In conclusion, when compiling the history of the building of the Chapter House it became apparent that the Building Committee was success in the following areas:
a) They built on the enthusiasm for hospitality that began in 1909 at the Alaska Yukon Pacific Exposition to fuel the energy needed for this large, detailed project.
b) They understood that through hospitality they could showcase the tenets of DAR to the general public.
c) They were able to sustain commitment over a long period of time. The vision of the Chapter house gave them a tangible goal and they were able to keep that vision alive during the difficult year prior to construction.
d) They recognized that there was strength in numbers.
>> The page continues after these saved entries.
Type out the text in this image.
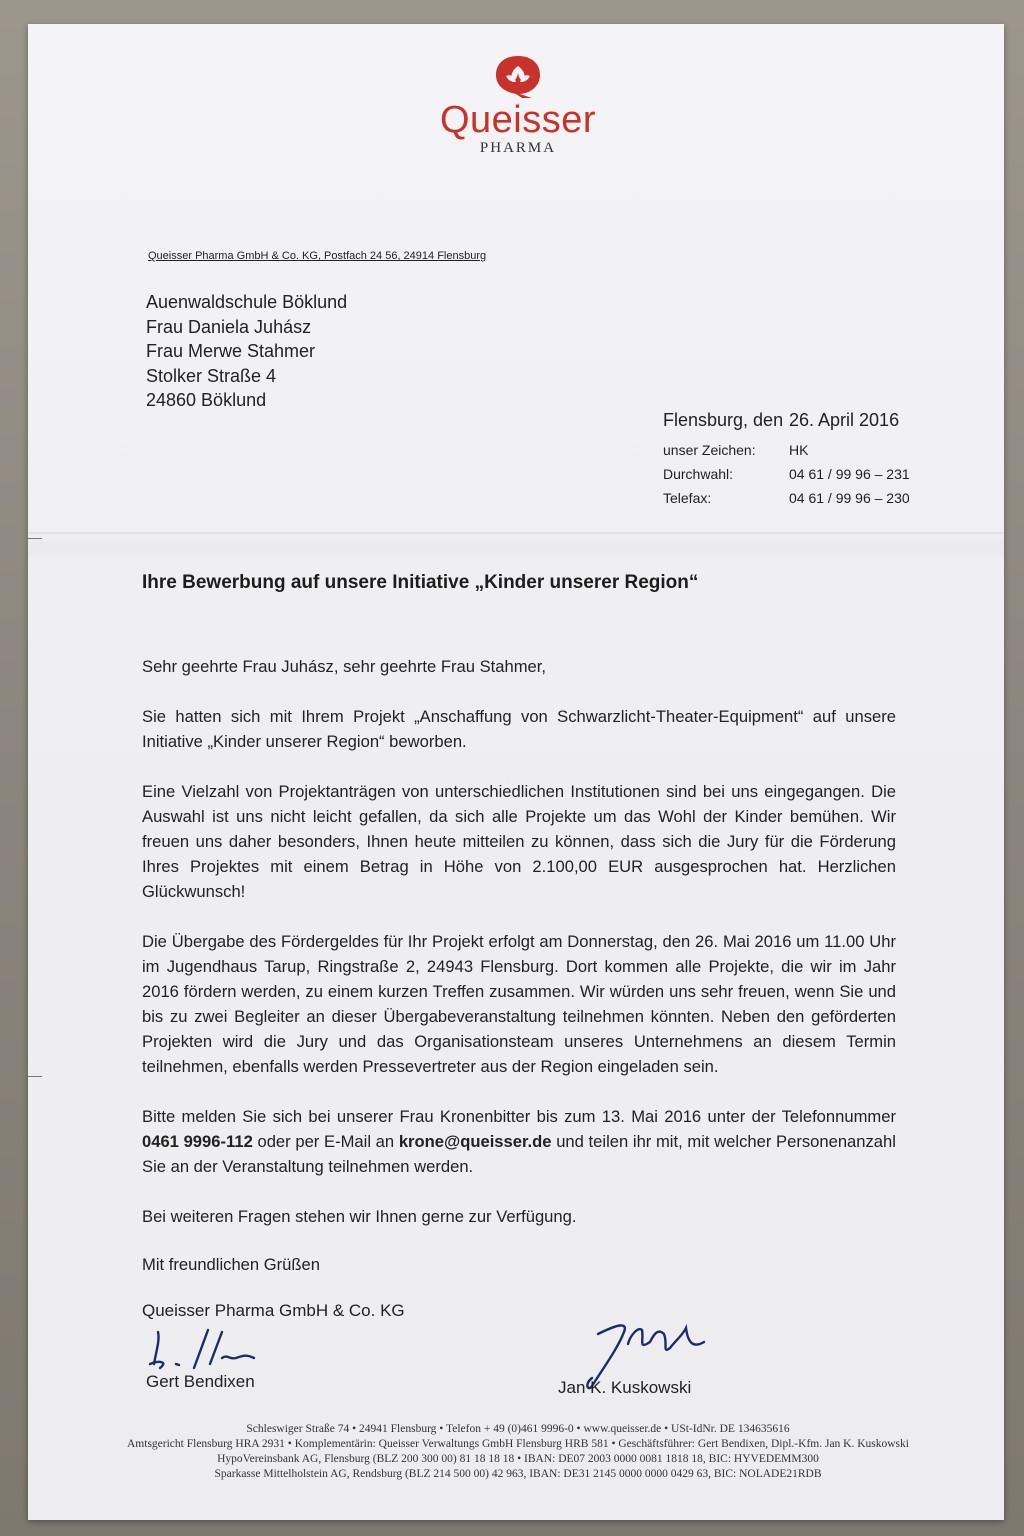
Queisser
PHARMA
Queisser Pharma GmbH & Co. KG, Postfach 24 56, 24914 Flensburg
Auenwaldschule Böklund
Frau Daniela Juhász
Frau Merwe Stahmer
Stolker Straße 4
24860 Böklund
Flensburg, den 26. April 2016
unser Zeichen: HK
Durchwahl:	04 61 / 99 96 – 231
Telefax:	04 61 / 99 96 – 230
Ihre Bewerbung auf unsere Initiative „Kinder unserer Region“
Sehr geehrte Frau Juhász, sehr geehrte Frau Stahmer,
Sie hatten sich mit Ihrem Projekt „Anschaffung von Schwarzlicht-Theater-Equipment“ auf unsere Initiative „Kinder unserer Region“ beworben.
Eine Vielzahl von Projektanträgen von unterschiedlichen Institutionen sind bei uns eingegangen. Die Auswahl ist uns nicht leicht gefallen, da sich alle Projekte um das Wohl der Kinder bemühen. Wir freuen uns daher besonders, Ihnen heute mitteilen zu können, dass sich die Jury für die Förderung Ihres Projektes mit einem Betrag in Höhe von 2.100,00 EUR ausgesprochen hat. Herzlichen Glückwunsch!
Die Übergabe des Fördergeldes für Ihr Projekt erfolgt am Donnerstag, den 26. Mai 2016 um 11.00 Uhr im Jugendhaus Tarup, Ringstraße 2, 24943 Flensburg. Dort kommen alle Projekte, die wir im Jahr 2016 fördern werden, zu einem kurzen Treffen zusammen. Wir würden uns sehr freuen, wenn Sie und bis zu zwei Begleiter an dieser Übergabeveranstaltung teilnehmen könnten. Neben den geförderten Projekten wird die Jury und das Organisationsteam unseres Unternehmens an diesem Termin teilnehmen, ebenfalls werden Pressevertreter aus der Region eingeladen sein.
Bitte melden Sie sich bei unserer Frau Kronenbitter bis zum 13. Mai 2016 unter der Telefonnummer 0461 9996-112 oder per E-Mail an krone@queisser.de und teilen ihr mit, mit welcher Personenanzahl Sie an der Veranstaltung teilnehmen werden.
Bei weiteren Fragen stehen wir Ihnen gerne zur Verfügung.
Mit freundlichen Grüßen
Queisser Pharma GmbH & Co. KG
Gert Bendixen	Jan K. Kuskowski
Schleswiger Straße 74 • 24941 Flensburg • Telefon + 49 (0)461 9996-0 • www.queisser.de • USt-IdNr. DE 134635616
Amtsgericht Flensburg HRA 2931 • Komplementärin: Queisser Verwaltungs GmbH Flensburg HRB 581 • Geschäftsführer: Gert Bendixen, Dipl.-Kfm. Jan K. Kuskowski
HypoVereinsbank AG, Flensburg (BLZ 200 300 00) 81 18 18 18 • IBAN: DE07 2003 0000 0081 1818 18, BIC: HYVEDEMM300
Sparkasse Mittelholstein AG, Rendsburg (BLZ 214 500 00) 42 963, IBAN: DE31 2145 0000 0000 0429 63, BIC: NOLADE21RDB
Working in concert gave the members a bigger and bolder sense of muscle. And it took plenty of muscle to overcome the financial, zoning, and planning problems which beset them at the beginning of the task.
e) And lastly, they instinctively knew once the Chapter House was completed it would be a quiet yet continuing reminder to the members and the community at large of a society founded on the principles of service whose motto is, "God, Home and Country". (Wording from Paperwork turned into by the Rainer Chapter, NSDAR.)